假、走私网络的‘大先生’。
也就是滨海古玩界的泰斗,祁汇江。
空手上门自然不合规矩,尤其是在古玩圈这种极其讲究论资排辈和礼数的地方。
王再没有直接前往祁家,而是先驱车来到了古玩街。
此时的古玩街已经十分热闹,两旁的店铺和小摊上摆满了琳琅满目的物件,真假参半,鱼龙混杂。
王再双手插兜,看似漫不经心地在各个摊位前溜达,实则邪眼已经悄然开启。
在他的视线中,整个古玩街的气息流动一览无余。绝大多数物件都散发着现代工艺品的灰色七夕。

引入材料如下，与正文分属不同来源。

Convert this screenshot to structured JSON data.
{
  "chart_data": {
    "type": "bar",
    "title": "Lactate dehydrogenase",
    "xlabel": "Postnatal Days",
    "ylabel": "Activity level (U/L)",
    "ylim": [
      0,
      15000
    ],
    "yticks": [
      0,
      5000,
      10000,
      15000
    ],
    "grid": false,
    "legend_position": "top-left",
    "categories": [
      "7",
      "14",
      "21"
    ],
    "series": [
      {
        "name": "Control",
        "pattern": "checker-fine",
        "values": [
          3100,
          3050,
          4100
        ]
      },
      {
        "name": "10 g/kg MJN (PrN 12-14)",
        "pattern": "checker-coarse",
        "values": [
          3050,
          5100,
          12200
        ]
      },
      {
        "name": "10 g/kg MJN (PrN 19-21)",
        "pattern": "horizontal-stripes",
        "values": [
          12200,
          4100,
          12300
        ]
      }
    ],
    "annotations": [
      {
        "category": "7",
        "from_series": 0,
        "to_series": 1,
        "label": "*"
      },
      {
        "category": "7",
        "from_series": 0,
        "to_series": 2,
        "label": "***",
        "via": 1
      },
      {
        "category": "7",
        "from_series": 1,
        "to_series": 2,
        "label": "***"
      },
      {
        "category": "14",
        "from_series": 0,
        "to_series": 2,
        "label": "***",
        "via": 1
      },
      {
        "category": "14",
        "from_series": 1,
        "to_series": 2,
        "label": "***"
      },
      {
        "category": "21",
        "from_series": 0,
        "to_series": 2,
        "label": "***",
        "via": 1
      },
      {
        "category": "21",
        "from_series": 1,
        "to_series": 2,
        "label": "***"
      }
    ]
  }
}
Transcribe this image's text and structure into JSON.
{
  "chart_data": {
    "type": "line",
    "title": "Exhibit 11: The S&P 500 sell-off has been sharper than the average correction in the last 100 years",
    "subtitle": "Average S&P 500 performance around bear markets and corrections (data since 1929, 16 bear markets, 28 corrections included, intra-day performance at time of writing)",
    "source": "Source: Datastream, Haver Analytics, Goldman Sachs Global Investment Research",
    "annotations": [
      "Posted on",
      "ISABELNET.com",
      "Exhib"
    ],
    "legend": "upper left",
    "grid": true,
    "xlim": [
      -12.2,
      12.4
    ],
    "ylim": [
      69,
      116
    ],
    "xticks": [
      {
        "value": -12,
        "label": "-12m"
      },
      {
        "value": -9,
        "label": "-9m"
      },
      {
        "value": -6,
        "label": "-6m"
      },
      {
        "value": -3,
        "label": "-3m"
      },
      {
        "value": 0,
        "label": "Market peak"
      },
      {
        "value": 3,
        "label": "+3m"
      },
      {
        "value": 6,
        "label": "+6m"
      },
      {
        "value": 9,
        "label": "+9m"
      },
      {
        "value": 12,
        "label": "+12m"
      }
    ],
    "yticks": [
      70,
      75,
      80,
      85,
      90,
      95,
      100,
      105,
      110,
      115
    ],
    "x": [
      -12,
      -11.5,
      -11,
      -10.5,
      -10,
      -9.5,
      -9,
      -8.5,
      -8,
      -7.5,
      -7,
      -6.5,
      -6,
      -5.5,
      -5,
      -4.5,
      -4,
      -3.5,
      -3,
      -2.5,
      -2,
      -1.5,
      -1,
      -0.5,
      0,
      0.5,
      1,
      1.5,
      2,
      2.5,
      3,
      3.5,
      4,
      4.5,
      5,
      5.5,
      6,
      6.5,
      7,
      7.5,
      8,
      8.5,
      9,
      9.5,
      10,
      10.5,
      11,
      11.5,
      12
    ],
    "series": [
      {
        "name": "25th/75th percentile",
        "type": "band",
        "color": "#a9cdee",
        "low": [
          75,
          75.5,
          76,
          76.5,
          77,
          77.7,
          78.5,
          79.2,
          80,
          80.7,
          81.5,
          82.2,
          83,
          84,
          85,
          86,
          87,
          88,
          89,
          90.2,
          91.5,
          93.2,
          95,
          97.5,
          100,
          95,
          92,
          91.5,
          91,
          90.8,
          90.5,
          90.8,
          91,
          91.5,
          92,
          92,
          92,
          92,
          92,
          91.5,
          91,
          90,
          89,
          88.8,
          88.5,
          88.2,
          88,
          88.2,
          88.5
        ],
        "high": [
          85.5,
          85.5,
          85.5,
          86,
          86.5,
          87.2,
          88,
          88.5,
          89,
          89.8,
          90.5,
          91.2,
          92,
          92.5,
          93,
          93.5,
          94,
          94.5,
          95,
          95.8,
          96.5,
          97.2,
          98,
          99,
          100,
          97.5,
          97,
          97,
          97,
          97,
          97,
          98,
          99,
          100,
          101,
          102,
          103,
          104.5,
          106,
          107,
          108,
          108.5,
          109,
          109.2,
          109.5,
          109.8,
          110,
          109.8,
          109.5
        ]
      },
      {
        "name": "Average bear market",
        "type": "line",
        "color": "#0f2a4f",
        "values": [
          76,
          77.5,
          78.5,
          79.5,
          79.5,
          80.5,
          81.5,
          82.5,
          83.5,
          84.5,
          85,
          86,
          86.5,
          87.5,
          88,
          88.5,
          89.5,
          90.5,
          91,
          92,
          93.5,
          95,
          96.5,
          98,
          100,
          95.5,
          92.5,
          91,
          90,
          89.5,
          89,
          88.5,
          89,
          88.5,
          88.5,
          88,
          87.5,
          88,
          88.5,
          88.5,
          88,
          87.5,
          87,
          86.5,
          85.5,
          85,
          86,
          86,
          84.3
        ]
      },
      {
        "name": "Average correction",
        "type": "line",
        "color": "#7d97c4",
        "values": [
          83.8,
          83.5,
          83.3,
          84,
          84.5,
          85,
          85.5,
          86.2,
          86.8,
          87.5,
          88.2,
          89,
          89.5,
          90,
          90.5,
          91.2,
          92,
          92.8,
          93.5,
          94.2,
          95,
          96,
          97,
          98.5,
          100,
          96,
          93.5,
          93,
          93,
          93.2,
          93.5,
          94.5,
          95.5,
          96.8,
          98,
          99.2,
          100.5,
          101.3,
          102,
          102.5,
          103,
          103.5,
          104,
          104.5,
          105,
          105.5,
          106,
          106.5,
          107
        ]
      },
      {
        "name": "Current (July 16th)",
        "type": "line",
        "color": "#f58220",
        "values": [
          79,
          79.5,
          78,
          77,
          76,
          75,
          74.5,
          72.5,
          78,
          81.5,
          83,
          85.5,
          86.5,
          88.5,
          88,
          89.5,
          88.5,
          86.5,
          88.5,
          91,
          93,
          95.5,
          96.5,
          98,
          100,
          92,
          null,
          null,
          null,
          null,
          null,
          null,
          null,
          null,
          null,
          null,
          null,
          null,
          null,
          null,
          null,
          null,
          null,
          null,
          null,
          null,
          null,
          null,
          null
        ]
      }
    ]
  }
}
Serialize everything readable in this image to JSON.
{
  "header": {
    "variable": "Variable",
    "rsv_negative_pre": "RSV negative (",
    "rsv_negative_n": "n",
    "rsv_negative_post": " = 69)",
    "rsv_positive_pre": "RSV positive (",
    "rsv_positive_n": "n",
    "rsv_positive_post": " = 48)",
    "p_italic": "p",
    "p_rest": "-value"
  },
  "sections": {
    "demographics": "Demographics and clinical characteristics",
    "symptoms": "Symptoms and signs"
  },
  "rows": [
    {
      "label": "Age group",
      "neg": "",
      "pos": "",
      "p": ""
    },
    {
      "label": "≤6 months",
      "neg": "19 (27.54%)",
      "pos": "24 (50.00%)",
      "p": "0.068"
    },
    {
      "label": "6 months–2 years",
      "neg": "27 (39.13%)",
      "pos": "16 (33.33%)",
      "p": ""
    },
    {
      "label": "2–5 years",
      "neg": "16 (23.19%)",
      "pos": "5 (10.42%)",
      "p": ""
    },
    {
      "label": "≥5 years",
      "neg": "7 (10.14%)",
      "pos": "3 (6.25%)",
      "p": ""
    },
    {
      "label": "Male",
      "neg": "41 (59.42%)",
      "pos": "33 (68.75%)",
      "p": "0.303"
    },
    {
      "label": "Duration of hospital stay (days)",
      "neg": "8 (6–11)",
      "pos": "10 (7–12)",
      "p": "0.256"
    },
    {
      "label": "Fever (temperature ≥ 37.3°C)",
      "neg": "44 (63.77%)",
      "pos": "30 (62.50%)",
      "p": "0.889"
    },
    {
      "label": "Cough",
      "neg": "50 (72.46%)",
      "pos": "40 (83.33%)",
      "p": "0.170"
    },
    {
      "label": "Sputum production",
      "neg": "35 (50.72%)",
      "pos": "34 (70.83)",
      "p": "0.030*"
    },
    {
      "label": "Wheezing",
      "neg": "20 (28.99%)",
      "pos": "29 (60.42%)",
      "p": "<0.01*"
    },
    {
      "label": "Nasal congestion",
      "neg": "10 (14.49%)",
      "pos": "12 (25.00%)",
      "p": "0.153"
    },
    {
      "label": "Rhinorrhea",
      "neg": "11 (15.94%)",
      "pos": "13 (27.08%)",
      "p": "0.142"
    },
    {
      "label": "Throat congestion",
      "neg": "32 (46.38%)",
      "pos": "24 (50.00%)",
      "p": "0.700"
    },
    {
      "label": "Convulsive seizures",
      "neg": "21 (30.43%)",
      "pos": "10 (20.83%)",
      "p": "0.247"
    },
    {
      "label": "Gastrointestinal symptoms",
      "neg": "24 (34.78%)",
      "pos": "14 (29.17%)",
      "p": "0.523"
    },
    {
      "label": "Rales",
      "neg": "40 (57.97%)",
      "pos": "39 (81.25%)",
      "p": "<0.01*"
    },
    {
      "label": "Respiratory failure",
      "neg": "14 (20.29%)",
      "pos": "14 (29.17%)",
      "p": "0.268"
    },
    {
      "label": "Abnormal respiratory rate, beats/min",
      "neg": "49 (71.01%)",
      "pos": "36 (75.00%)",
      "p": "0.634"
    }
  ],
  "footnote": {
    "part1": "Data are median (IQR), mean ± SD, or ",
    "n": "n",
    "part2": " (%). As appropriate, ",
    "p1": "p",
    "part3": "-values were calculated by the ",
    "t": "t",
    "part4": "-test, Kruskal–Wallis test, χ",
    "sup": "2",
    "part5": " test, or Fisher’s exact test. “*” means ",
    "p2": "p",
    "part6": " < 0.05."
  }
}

偶尔有几件带着微弱紫色的年代气息,也多是些不值钱的民国普品。
逛了大约半个小时,王再的脚步在一个不起眼的字画摊前停了下来。
摊主是个干瘦的老头,正吧嗒吧嗒地抽着旱烟。
摊位上堆满了各种仿古字画,大多是些粗制滥造的印刷品或者现代临摹的行活。
王再的目光越过那些花里胡哨的赝品,落在了摊位角落里一个落满灰尘的画轴上。
在邪眼的视野中,这幅画轴虽然表面被一层厚厚的污渍和霉斑掩盖。
但其内部却散发着一股纯正而浓郁的紫色宝光。
王再不动声色地蹲下身,随手翻看了几幅明面上的假画,然后装作不经意地拿起那个积灰的画轴,缓缓展开。
画卷受潮严重,画面模糊不清,只能隐约看出画的是一丛竹石,笔法看似凌乱,甚至有些狂放不羁。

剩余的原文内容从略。